Cheerios – General Mills
Chex, Wheat or Multi Grain – General Mills
Grape Nuts – Post
Grape Nut Flakes – Post
Great Grains, all varieties – Post
Healthy Choice Mueslix – Kelloggs
Healthy Choice Almond Crunch with Raisins – Kelloggs
Healthy Choice Low Fat Granola – Kelloggs
Healthy Choice Toasted Brown Sugar Squares – Kelloggs
Kashi (all varieties) – Kashi Company
Life – Quaker
Mini-Wheats, all varieties – Kelloggs
Muesli – Familia
Nutri-Grain, all varieties – Kelloggs
Oatmeal Crisp, all varieties – General Mills
Oatmeal Squares – Quaker
Organic Healthy Fiber Multigrain Flakes – Health Valley
Puffed Wheat – Quaker and others
Shredded Wheat, all varieties and sizes – Post and others
Smart Start – Kelloggs
South Beach Diet Toasted Wheats
Total – General Mills
Uncle Sam – U.S. Mills
Wheaties – General Mills
Barbara’s, Cascadian Farm, Mother’s, Nature’s Promise and other smaller brands that specialize in “healthful” cereals (but always check the list of ingredients).

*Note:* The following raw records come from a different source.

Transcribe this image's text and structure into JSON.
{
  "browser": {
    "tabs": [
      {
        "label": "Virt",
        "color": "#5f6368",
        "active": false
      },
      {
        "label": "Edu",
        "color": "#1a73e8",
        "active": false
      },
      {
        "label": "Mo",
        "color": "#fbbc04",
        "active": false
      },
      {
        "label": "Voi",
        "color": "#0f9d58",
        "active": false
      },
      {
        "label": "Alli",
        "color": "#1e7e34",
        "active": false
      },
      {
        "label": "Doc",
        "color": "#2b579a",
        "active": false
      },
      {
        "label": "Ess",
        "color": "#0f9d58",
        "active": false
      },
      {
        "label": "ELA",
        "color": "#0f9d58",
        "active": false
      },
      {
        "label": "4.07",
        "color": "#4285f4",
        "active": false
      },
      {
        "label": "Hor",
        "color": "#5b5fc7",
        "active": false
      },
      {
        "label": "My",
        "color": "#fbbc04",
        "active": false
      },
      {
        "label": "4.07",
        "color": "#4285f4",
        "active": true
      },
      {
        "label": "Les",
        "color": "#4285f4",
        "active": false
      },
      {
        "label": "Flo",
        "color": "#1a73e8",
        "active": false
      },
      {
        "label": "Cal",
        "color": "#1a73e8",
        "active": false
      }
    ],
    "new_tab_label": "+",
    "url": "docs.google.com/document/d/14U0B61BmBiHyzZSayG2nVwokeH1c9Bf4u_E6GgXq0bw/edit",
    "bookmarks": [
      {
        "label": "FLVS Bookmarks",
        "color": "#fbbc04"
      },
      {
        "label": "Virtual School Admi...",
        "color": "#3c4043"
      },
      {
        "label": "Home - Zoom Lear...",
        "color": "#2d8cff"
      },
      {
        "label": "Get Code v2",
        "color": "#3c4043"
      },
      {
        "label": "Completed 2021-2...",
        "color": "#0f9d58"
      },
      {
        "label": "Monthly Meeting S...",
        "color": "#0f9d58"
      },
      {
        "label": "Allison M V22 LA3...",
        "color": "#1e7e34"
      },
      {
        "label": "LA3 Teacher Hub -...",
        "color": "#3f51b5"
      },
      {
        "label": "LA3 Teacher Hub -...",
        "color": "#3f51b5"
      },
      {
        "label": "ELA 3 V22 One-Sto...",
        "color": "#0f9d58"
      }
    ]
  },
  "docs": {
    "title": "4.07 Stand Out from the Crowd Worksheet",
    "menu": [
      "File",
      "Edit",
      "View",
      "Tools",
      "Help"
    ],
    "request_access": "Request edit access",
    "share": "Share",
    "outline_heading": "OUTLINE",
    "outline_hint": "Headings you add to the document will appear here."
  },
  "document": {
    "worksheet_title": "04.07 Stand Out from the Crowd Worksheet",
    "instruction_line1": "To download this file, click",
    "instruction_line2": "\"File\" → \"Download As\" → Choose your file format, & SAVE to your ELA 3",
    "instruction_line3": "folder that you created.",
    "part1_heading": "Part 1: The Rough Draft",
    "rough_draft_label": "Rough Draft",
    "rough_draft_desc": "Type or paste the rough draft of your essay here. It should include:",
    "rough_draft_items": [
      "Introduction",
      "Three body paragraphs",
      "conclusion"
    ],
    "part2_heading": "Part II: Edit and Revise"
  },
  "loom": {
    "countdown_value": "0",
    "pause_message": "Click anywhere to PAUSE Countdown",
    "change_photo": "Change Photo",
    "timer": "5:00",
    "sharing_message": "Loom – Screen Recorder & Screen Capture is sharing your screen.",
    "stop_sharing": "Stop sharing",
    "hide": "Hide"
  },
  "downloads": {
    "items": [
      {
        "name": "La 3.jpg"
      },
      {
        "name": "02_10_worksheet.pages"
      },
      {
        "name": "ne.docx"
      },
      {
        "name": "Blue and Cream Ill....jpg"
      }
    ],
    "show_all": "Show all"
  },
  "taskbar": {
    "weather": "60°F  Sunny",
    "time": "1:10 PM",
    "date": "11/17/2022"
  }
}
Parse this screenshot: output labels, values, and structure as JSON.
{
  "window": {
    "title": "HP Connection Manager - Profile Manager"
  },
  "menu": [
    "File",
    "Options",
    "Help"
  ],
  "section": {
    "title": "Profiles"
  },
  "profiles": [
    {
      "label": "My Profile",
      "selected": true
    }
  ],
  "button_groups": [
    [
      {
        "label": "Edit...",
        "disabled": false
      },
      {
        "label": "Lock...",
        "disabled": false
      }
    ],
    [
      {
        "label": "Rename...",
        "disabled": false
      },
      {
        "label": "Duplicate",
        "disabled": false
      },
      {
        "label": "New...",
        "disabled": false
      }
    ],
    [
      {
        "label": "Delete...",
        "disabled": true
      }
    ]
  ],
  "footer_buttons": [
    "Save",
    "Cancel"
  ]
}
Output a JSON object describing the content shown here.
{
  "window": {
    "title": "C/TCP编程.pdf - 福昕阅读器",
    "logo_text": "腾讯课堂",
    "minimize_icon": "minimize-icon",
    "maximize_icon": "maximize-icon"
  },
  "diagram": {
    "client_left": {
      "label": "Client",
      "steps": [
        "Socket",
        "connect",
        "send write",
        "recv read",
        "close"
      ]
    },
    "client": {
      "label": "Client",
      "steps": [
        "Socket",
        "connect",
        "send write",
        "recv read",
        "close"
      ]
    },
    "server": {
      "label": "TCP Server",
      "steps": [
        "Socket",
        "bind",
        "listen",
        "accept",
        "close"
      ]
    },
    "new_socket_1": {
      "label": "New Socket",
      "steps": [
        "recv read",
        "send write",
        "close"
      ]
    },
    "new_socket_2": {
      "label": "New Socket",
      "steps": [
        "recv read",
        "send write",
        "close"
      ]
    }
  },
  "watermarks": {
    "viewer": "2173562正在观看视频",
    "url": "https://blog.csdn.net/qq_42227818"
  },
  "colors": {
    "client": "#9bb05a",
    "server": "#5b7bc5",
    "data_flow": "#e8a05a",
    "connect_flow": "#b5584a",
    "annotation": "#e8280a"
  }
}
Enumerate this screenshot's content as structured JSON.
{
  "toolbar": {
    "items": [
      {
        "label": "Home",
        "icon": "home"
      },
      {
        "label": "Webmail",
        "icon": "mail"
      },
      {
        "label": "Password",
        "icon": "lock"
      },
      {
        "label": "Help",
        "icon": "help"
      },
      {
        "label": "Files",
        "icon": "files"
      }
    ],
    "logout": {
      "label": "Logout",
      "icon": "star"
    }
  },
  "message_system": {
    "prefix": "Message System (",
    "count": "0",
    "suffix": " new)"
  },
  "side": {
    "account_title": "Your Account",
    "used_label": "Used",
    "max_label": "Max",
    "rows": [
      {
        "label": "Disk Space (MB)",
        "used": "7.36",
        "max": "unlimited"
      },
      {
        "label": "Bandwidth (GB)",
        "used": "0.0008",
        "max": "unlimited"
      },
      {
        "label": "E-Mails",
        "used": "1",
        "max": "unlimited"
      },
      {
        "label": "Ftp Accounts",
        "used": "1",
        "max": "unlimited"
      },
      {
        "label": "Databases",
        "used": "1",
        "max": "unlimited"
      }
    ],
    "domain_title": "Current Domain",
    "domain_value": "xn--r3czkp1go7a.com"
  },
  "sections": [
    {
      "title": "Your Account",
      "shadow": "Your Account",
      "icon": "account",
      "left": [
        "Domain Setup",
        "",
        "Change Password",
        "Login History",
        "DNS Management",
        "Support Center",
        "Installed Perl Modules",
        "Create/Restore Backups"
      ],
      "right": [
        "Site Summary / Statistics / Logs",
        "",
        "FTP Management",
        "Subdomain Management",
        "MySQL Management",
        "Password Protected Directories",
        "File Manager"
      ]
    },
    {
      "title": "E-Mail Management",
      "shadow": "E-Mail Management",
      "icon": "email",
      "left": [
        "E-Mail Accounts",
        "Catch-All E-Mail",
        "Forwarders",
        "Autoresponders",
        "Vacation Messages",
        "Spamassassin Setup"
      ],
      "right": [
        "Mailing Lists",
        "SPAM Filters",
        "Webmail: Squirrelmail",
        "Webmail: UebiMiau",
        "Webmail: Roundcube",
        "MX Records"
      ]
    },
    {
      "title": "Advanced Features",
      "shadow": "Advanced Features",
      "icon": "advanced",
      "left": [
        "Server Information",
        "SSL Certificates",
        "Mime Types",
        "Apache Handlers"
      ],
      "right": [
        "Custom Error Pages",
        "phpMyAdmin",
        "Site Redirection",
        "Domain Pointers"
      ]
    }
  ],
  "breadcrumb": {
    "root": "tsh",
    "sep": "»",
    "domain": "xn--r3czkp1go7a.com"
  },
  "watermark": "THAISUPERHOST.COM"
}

Recommended: All Bran or High Bran Cereals
(Little or no added sugars. )

100% Bran – Post
All Bran, all varieties – Kelloggs
Bran Flakes – Post
Chex, Multi-Bran – General Mills
Complete Wheat Bran Flakes – Kelloggs
Complete Oat Bran Flakes – Kelloggs
Cracklin’ Oat Bran – Kelloggs
Crunchy Corn Bran – Quaker
Fiber 7 Flakes – Health Valley
Fiber One – General Mills
Fruit & Bran – Post
Granola, Low Fat – Kelloggs
Oat Bran – Quaker
Oat Bran Flakes – Health Valley
Oat Bran Flakes with Raisins – Health Valley
Organic Bran with Raisins – Health Valley
Raisin Bran – Kelloggs
Raisin Bran Flakes – Health Valley
Raisin Bran, Whole Grain Wheat – Post
Raisin Nut Bran – General Mills
Shredded Wheat ‘n’ Bran – Post
Total, Raisin Bran – General Mills
Weight Watchers Flakes ‘n’ Fiber
100% Natural Granola – Quaker

Not Recommended – Cereals Made from Refined Grains

Many of these also contain a lot of added sugar

Apple Jacks – Kelloggs
Cap’n Crunch, all varieties – Quaker
Chex, Rice or Corn – General Mills
Cocoa Frosted Flakes – Kelloggs
Cocoa Blasts – Quaker
Cocoa Pebbles – Post
Cocoa Puffs – General Mills
Cookie Crisp/Chocolate Chip – General Mills
Corn Pops – Kelloggs
Corn Flakes – Kelloggs and others
Count Chocula – General Mills
Crispix – Kelloggs
Frosted Flakes – Kelloggs
Fruity Pebbles – Post
Honey Bunches of Oats – Post
Honey Comb – Post
Honey Nut Clusters – General Mills
Kix – General Mills
Lucky Charms – General Mills
Product 19 – Kelloggs
Puffed Rice – Quaker
Reese’s Peanut Butter Puffs – General Mills
Rice Krispies, all varieties – Kelloggs
Special K – Kelloggs
Total Corn Flakes – General Mills

Checked 12/3/19 — However, the list has not been updated recently. Brands, products and ingredient lists may have changed. Apply the selection criteria from the text at the top of this report to any new cereals you are considering.